Mentally I run through my bookcases and realize I have embarrassingly few female authors on my shelf. “Like I said before, men are dumb.”
“Yes, yes they are.” When she half laughs, I exhale and realize I’d been holding my breath, waiting to run into the bedroom. Phobias are a bitch to fight off. Too many of my brothers-in-arms suffer from them and mental illnesses are viewed differently than physical illnesses. If a friend is sick with the flu, or God forbid, something worse like cancer, everyone is sympathetic. But depression? Fear of being in your own head? Folks just want you to get over it and if you can’t, you’re a weak-ass sadsack.
I don’t know why I don’t have PTSD. It’s not because I’m better or stronger than my squad mates—more likely that I’m just a cold bastard. That’s what my youngest sister claims.
“I’m going to need you to sign my books.” She has a big-screen television, one of those curved ones, and three different game consoles underneath. Whatever happened in her past, it hadn’t killed her love for the medium. I finish my inspection of the interior and walk to the kitchen.
“Just bring them over. You know how to get in.” Her sultry voice is about an octave lower than earlier, and scratchy, as if she’s spent a long time screaming. A quick vision of sheets, bedposts, and an arched back flash through my mind.

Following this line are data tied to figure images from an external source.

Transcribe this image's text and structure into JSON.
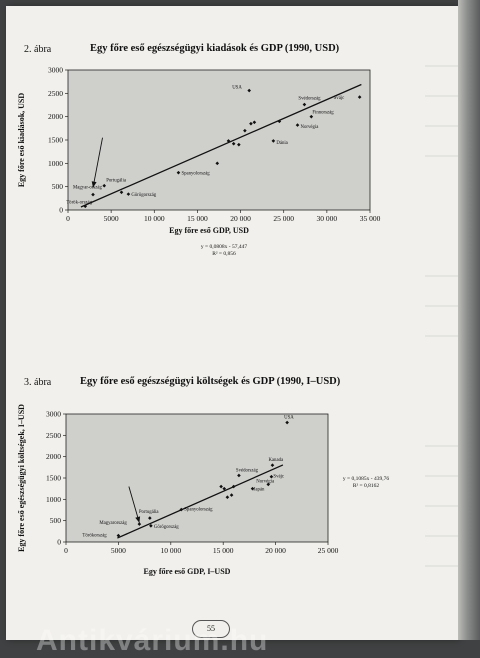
{
  "page_number": "55",
  "watermark_text": "Antikvárium.hu",
  "chart_data": [
    {
      "type": "scatter",
      "figure_label": "2. ábra",
      "title": "Egy főre eső egészségügyi kiadások és GDP (1990, USD)",
      "xlabel": "Egy főre eső GDP, USD",
      "ylabel": "Egy főre eső kiadások, USD",
      "xlim": [
        0,
        35000
      ],
      "ylim": [
        0,
        3000
      ],
      "xticks": [
        0,
        5000,
        10000,
        15000,
        20000,
        25000,
        30000,
        35000
      ],
      "xtick_labels": [
        "0",
        "5000",
        "10 000",
        "15 000",
        "20 000",
        "25 000",
        "30 000",
        "35 000"
      ],
      "yticks": [
        0,
        500,
        1000,
        1500,
        2000,
        2500,
        3000
      ],
      "ytick_labels": [
        "0",
        "500",
        "1000",
        "1500",
        "2000",
        "2500",
        "3000"
      ],
      "grid": false,
      "equation": "y = 0,0808x - 57,447",
      "r_squared": "R² = 0,856",
      "trendline": {
        "slope": 0.0808,
        "intercept": -57.447,
        "x_range": [
          1500,
          34000
        ]
      },
      "arrow": {
        "from": [
          4000,
          1550
        ],
        "to": [
          2900,
          480
        ]
      },
      "points": [
        {
          "x": 2000,
          "y": 80,
          "label": "Török-ország"
        },
        {
          "x": 2900,
          "y": 330,
          "label": "Magyar-ország"
        },
        {
          "x": 4200,
          "y": 520,
          "label": "Portugália"
        },
        {
          "x": 6200,
          "y": 380,
          "label": ""
        },
        {
          "x": 7000,
          "y": 340,
          "label": "Görögország"
        },
        {
          "x": 12800,
          "y": 800,
          "label": "Spanyolország"
        },
        {
          "x": 17300,
          "y": 1000,
          "label": ""
        },
        {
          "x": 18600,
          "y": 1480,
          "label": ""
        },
        {
          "x": 19200,
          "y": 1420,
          "label": ""
        },
        {
          "x": 19800,
          "y": 1400,
          "label": ""
        },
        {
          "x": 20500,
          "y": 1700,
          "label": ""
        },
        {
          "x": 21200,
          "y": 1850,
          "label": ""
        },
        {
          "x": 21600,
          "y": 1880,
          "label": ""
        },
        {
          "x": 21000,
          "y": 2560,
          "label": "USA"
        },
        {
          "x": 23800,
          "y": 1480,
          "label": "Dánia"
        },
        {
          "x": 24500,
          "y": 1900,
          "label": ""
        },
        {
          "x": 26600,
          "y": 1820,
          "label": "Norvégia"
        },
        {
          "x": 27400,
          "y": 2260,
          "label": "Svédország"
        },
        {
          "x": 28200,
          "y": 2000,
          "label": "Finnország"
        },
        {
          "x": 33800,
          "y": 2420,
          "label": "Svájc"
        }
      ]
    },
    {
      "type": "scatter",
      "figure_label": "3. ábra",
      "title": "Egy főre eső egészségügyi költségek és GDP (1990, I–USD)",
      "xlabel": "Egy főre eső GDP, I–USD",
      "ylabel": "Egy főre eső egészségügyi költségek, I–USD",
      "xlim": [
        0,
        25000
      ],
      "ylim": [
        0,
        3000
      ],
      "xticks": [
        0,
        5000,
        10000,
        15000,
        20000,
        25000
      ],
      "xtick_labels": [
        "0",
        "5000",
        "10 000",
        "15 000",
        "20 000",
        "25 000"
      ],
      "yticks": [
        0,
        500,
        1000,
        1500,
        2000,
        2500,
        3000
      ],
      "ytick_labels": [
        "0",
        "500",
        "1000",
        "1500",
        "2000",
        "2500",
        "3000"
      ],
      "grid": false,
      "equation": "y = 0,1085x - 439,76",
      "r_squared": "R² = 0,8162",
      "trendline": {
        "slope": 0.1085,
        "intercept": -439.76,
        "x_range": [
          4900,
          20700
        ]
      },
      "arrow": {
        "from": [
          6000,
          1300
        ],
        "to": [
          7000,
          450
        ]
      },
      "points": [
        {
          "x": 5000,
          "y": 150,
          "label": "Törökország"
        },
        {
          "x": 7000,
          "y": 420,
          "label": "Magyarország"
        },
        {
          "x": 8000,
          "y": 560,
          "label": "Portugália"
        },
        {
          "x": 8100,
          "y": 380,
          "label": "Görögország"
        },
        {
          "x": 11000,
          "y": 760,
          "label": "Spanyolország"
        },
        {
          "x": 14800,
          "y": 1300,
          "label": ""
        },
        {
          "x": 15100,
          "y": 1250,
          "label": ""
        },
        {
          "x": 15400,
          "y": 1050,
          "label": ""
        },
        {
          "x": 15800,
          "y": 1100,
          "label": ""
        },
        {
          "x": 16000,
          "y": 1300,
          "label": ""
        },
        {
          "x": 16500,
          "y": 1560,
          "label": "Svédország"
        },
        {
          "x": 17800,
          "y": 1250,
          "label": "Japán"
        },
        {
          "x": 19300,
          "y": 1350,
          "label": "Norvégia"
        },
        {
          "x": 19600,
          "y": 1530,
          "label": "Svájc"
        },
        {
          "x": 19700,
          "y": 1800,
          "label": "Kanada"
        },
        {
          "x": 21100,
          "y": 2800,
          "label": "USA"
        }
      ]
    }
  ]
}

All right, Jake. Get a hold of yourself. It’s only been a few weeks since I last got laid so I’m not sure why I’m having such a visceral reaction to this woman whose face I haven’t seen.
“I’m almost done here.”
The last room is her bedroom and while I need to see inside of it, I know she’s not ready. Not today. Resolutely I turn away. “I’m leaving now.”
At the kitchen counter, I pull out a small jar of powder and a brush. “A pre-Hollywood invention. Fingerprint dusting powder so you know where I was in your apartment,” I write on a notepad I find on the counter.
I hope my token apology for interfering with her life, causing a slight panic attack, is offset by this. As I climb the stairs to the top floor, so it looks like I was with Graham the whole time, and then travel down the elevator to the lobby, something about the whole sweep of the apartment nags at me. Was it that I didn’t get to see her bedroom and complete my assessment of her security needs? Was it that I didn’t get to take Natalie’s measure by looking her in the eye?
It isn’t until my feet hit the sidewalk that I realize that I want Natalie to like me, not to be afraid of me. I look down at my arm, the one that is missing a hand, and then the leg, the one that is missing the calf and foot. Turning around, I stare up at the window in the far right corner. There’s a movement there, a twitch of the curtain. I hold up my good hand and shove the bad one in my pocket.
No, let’s be honest. I want Natalie to be attracted to me.